For testing wireless equipment, the company had to create a building within a building.
“This for us is an extremely important market,” Vestberg said in an interview Thursday morning. Ericsson is a major supplier of carrier equipment to Rogers Communications Inc. and other Canadian wireless operators. But also, he said, “this is a global hub for Ericsson from and R&D point of view. Here in Ottawa, for example, we’re doing much of the latest and greatest on LTE and Wi-Fi for the whole group.”
LTE is the current fastest cellular data transfer technology, offering download speeds under ideal conditions of up to 75 Mbps. It has the potential, Ericsson says to go over 100 Mbps.
Canada is also important in another way: Three weeks ago Ericsson announced it will consolidate all of its global data centres into three locations, one of which is being planned for construction outside Montreal.
Separately, Vestberg also talked about the just-released report of a UN-sponsored task force he chaired on how broadband can be used to meet its millennium development goals to help countries build a more sustainable and healthy world.

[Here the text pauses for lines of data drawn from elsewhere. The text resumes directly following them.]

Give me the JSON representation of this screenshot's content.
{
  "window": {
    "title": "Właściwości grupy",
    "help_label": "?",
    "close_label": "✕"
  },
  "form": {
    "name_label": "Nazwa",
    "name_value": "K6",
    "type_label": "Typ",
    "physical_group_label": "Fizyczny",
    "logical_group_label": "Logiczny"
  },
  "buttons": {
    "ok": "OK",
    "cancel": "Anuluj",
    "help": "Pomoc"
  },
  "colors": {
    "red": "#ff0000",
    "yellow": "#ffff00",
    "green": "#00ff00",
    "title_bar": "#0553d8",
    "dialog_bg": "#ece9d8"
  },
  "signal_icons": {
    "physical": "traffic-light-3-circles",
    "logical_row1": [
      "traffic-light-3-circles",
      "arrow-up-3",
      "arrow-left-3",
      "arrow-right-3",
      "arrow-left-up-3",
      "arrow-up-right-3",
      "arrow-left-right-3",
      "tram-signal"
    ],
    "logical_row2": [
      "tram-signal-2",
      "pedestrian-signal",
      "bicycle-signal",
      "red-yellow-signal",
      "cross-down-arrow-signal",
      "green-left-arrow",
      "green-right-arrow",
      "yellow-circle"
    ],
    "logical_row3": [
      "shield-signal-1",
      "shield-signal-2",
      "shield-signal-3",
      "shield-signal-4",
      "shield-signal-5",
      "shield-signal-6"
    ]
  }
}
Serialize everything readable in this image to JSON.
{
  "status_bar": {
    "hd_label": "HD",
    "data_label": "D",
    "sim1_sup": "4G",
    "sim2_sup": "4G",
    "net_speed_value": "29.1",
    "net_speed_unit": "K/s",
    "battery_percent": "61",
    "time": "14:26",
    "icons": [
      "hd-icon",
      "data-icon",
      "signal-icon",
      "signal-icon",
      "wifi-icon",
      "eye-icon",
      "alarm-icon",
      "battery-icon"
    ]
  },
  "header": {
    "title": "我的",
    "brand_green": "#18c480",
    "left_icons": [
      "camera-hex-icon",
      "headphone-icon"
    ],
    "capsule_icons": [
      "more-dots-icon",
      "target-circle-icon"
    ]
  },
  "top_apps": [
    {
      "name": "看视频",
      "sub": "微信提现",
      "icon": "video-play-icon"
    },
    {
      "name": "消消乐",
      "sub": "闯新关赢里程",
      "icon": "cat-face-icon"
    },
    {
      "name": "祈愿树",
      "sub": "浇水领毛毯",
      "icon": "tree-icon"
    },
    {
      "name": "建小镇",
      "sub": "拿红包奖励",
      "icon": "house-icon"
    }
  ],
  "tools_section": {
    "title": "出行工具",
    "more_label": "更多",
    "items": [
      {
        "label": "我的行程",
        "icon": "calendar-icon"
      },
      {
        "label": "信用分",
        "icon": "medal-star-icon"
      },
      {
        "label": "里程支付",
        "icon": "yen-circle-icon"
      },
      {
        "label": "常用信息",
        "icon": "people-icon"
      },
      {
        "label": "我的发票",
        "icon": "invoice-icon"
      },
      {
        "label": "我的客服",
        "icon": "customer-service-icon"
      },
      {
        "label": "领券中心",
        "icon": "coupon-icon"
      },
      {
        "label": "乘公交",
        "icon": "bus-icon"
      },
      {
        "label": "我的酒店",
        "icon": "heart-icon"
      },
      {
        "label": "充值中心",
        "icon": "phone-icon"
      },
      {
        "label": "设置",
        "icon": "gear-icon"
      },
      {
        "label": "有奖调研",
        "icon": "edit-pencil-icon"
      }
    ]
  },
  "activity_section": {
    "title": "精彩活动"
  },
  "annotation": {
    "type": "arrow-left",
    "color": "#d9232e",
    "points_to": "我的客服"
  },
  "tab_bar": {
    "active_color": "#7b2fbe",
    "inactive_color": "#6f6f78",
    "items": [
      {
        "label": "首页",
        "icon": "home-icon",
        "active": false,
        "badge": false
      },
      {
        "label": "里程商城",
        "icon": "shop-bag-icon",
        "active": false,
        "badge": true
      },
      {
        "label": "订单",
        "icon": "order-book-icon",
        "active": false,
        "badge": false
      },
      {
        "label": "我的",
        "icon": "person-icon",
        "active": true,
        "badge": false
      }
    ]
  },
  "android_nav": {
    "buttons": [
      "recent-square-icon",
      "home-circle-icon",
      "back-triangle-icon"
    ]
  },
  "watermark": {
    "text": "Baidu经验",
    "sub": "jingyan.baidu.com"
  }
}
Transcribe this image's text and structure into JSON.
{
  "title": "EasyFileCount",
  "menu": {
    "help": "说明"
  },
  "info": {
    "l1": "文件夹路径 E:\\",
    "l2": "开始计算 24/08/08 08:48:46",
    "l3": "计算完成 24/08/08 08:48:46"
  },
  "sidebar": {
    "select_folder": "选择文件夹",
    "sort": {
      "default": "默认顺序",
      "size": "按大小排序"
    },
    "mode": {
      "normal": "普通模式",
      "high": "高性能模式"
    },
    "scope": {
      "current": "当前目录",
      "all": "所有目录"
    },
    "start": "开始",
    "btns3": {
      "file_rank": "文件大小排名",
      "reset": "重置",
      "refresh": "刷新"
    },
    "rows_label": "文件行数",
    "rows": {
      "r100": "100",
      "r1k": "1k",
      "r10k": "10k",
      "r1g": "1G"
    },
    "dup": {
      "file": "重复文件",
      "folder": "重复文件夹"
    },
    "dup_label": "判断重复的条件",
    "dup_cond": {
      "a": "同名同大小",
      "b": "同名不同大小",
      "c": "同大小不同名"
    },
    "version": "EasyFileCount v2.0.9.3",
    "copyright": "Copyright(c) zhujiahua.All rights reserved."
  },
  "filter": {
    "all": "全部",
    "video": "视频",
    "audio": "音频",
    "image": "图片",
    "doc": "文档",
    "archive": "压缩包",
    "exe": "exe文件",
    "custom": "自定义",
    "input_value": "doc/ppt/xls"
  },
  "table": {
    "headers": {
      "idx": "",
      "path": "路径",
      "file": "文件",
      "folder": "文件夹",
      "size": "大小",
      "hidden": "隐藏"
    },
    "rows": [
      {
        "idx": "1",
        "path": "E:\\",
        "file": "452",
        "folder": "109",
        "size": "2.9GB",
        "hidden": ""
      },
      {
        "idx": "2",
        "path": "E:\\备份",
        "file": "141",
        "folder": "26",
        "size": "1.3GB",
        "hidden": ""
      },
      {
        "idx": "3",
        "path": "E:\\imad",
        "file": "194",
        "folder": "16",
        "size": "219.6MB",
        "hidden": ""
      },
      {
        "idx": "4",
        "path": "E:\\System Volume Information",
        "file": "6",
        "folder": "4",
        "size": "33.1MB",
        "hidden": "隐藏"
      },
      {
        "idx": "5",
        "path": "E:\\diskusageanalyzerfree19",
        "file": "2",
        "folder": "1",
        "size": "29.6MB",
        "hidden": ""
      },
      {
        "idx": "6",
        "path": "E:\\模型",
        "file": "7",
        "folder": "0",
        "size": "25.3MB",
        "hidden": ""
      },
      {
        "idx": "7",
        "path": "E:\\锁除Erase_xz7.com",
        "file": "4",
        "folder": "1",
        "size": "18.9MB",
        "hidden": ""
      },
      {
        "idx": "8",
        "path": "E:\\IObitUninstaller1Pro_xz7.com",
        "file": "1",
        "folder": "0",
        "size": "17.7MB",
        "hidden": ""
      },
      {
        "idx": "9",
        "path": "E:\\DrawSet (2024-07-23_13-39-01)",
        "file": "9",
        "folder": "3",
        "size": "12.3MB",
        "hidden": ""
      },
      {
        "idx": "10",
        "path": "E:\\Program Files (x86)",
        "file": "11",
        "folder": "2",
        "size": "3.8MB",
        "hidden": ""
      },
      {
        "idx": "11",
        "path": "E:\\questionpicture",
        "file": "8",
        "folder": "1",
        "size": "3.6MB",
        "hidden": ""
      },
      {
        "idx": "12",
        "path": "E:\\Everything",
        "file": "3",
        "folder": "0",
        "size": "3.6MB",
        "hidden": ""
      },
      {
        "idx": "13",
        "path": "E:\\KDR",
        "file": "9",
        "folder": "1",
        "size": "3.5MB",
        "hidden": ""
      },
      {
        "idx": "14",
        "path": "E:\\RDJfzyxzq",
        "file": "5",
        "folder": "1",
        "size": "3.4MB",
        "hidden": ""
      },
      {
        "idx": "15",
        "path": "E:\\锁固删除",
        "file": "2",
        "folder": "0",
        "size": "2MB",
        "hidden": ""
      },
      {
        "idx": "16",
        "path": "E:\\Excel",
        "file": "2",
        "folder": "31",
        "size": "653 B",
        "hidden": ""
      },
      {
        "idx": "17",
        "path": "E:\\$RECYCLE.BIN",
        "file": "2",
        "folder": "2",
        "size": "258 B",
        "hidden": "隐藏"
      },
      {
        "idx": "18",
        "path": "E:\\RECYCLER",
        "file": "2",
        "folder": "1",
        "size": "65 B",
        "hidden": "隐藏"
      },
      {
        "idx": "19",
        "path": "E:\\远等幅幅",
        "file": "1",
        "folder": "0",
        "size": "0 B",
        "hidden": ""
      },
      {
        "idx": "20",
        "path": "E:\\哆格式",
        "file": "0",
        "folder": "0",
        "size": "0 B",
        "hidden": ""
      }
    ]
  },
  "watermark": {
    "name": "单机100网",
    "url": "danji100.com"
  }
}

One of the report’s conclusions is that countries use national broadband plans as key policy instruments to leverage the full potential of broadband to accelerate sustainable development, including fighting poverty, gender inequality, uneven distribution of health care service and education and carbon emissions.
To read the report, click here
One hundred and third four countries have a broadband plan, he noted. When the task force started its work that number was 50.
But Vesberg shied away from criticizing Canada for not yet issuing its long-promised digital strategy. “Canada is still very well developed” in broadband access, he said. But the task force learned that what’s more important is that when governments set targets to solve social problems they harmonize their strategy with technology.
On the other hand, he added, non-developed nations that don’t have a broadband plan lag dramatically behind other countries.
Five countries were cited in the report for their best practices: Japan, Sweden, Mexico, the Philippines, and Rwanda.
Ericsson has been in Canada for 60 years, with more than 3,100 employees across the country. It says it is one of the top R&D spending companies in the country.